Vizio, for its part, has its own interesting history with drifting business models, having become so reliant on software licensing and advertising deals that it’s not really sufficient to describe it as a TV company anymore. In 2021, the company, which made its name selling cheap but decent flat screens, announced that it had started making most of its money from advertising, including “ad placements on its TV home screens, deals for the buttons on remotes, ads that run on streaming channels … and viewer data that it tracks and sells,” according to The Verge. By then, selling TVs at cost and making money on “post-purchase” monetization was becoming common industry practice.
Roku, for example, which rose to prominence selling smart TV boxes and streaming sticks, described a similar transformation into an advertising firm with a hardware business back in 2018. This is one reason TVs are so cheap now.
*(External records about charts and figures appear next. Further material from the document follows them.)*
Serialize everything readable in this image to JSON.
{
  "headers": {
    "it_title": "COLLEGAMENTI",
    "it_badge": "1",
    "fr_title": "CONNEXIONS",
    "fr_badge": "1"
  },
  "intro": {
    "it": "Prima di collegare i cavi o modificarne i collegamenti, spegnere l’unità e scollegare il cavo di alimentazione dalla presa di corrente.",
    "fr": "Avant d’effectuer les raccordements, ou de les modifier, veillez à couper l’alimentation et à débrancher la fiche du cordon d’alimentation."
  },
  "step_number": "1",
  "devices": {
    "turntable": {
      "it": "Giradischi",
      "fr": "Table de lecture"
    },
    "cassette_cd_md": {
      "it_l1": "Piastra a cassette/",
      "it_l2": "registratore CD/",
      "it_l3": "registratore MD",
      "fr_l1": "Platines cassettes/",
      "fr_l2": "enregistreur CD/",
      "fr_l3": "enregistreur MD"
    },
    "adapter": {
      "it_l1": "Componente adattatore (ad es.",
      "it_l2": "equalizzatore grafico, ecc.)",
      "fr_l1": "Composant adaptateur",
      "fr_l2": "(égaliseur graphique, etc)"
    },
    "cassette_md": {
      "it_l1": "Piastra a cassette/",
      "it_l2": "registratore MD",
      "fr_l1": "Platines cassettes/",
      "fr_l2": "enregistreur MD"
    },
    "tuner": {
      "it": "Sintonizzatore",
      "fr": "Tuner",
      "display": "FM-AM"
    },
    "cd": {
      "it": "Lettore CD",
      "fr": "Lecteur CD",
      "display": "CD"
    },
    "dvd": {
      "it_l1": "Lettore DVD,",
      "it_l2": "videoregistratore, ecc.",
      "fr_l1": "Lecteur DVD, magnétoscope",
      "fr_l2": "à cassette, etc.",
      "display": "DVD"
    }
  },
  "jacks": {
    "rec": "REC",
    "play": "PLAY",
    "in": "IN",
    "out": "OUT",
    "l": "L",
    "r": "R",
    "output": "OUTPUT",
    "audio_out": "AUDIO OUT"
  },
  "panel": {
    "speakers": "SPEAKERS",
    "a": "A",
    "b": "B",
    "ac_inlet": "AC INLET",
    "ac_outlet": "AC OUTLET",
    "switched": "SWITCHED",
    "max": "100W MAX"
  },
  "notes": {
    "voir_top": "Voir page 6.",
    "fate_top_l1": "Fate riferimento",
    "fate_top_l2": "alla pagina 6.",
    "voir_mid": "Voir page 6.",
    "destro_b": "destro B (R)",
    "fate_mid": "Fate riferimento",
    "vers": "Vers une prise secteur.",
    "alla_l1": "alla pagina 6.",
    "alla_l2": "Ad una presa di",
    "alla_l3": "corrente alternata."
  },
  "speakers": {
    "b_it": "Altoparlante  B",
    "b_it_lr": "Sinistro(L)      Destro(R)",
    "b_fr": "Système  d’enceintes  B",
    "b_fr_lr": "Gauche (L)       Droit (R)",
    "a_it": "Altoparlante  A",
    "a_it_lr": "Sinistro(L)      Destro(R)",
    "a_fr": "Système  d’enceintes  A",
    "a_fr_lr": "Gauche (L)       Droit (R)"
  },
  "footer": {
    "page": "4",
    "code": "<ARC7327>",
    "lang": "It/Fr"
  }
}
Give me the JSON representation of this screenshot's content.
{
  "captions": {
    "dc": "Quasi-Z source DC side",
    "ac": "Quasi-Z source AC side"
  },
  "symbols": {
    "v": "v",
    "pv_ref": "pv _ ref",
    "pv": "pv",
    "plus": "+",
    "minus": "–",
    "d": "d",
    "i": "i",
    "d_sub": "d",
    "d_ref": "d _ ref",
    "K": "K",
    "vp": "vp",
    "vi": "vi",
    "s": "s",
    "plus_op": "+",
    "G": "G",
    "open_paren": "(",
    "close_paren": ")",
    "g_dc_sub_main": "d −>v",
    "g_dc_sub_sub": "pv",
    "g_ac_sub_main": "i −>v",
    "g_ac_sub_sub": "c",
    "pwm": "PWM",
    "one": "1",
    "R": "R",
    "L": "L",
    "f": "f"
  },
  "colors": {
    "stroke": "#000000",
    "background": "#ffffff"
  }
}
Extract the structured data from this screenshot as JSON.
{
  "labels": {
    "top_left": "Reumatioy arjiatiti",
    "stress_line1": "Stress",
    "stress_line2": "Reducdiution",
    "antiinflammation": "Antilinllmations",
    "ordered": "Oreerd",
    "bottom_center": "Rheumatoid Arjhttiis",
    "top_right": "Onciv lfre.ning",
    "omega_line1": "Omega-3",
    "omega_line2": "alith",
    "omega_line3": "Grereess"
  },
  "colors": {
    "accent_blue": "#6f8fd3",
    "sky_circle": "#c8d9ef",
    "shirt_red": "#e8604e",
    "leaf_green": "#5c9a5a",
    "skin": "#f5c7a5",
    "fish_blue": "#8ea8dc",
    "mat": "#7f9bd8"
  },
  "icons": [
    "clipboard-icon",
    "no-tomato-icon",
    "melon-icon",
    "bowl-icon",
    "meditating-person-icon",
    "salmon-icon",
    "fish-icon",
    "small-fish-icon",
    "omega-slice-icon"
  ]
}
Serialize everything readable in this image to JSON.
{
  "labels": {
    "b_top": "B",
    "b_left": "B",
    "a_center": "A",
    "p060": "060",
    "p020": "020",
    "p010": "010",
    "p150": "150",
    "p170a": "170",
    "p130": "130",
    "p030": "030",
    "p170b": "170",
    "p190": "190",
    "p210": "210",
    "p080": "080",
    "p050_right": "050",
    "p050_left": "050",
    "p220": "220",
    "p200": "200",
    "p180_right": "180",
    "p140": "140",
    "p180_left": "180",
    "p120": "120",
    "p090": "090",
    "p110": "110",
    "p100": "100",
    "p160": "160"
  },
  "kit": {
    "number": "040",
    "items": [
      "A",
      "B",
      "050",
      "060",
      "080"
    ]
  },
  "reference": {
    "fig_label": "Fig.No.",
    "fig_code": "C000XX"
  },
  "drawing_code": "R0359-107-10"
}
It’s also why they’re bloated with slow software, ads, and tracking that records your viewing habits down to the second.
In its last quarterly earnings, Vizio reported losing about $3 million dollars selling hardware, which accounts for the large majority of its revenue. It also reported making almost $100 million on “Platform+” — basically, profits extracted, via ads, data, and software agreements, from the tens of millions of people who already have Vizio TVs. Walmart’s advertising business, which is currently split between ads on its ecommerce platform and in-store advertising, was last reported to be generating $2.7 billion dollars a year, a number that has almost certainly increased since 2022. In other words, it’s a match made in anything-but-retail heaven. It beats selling bananas.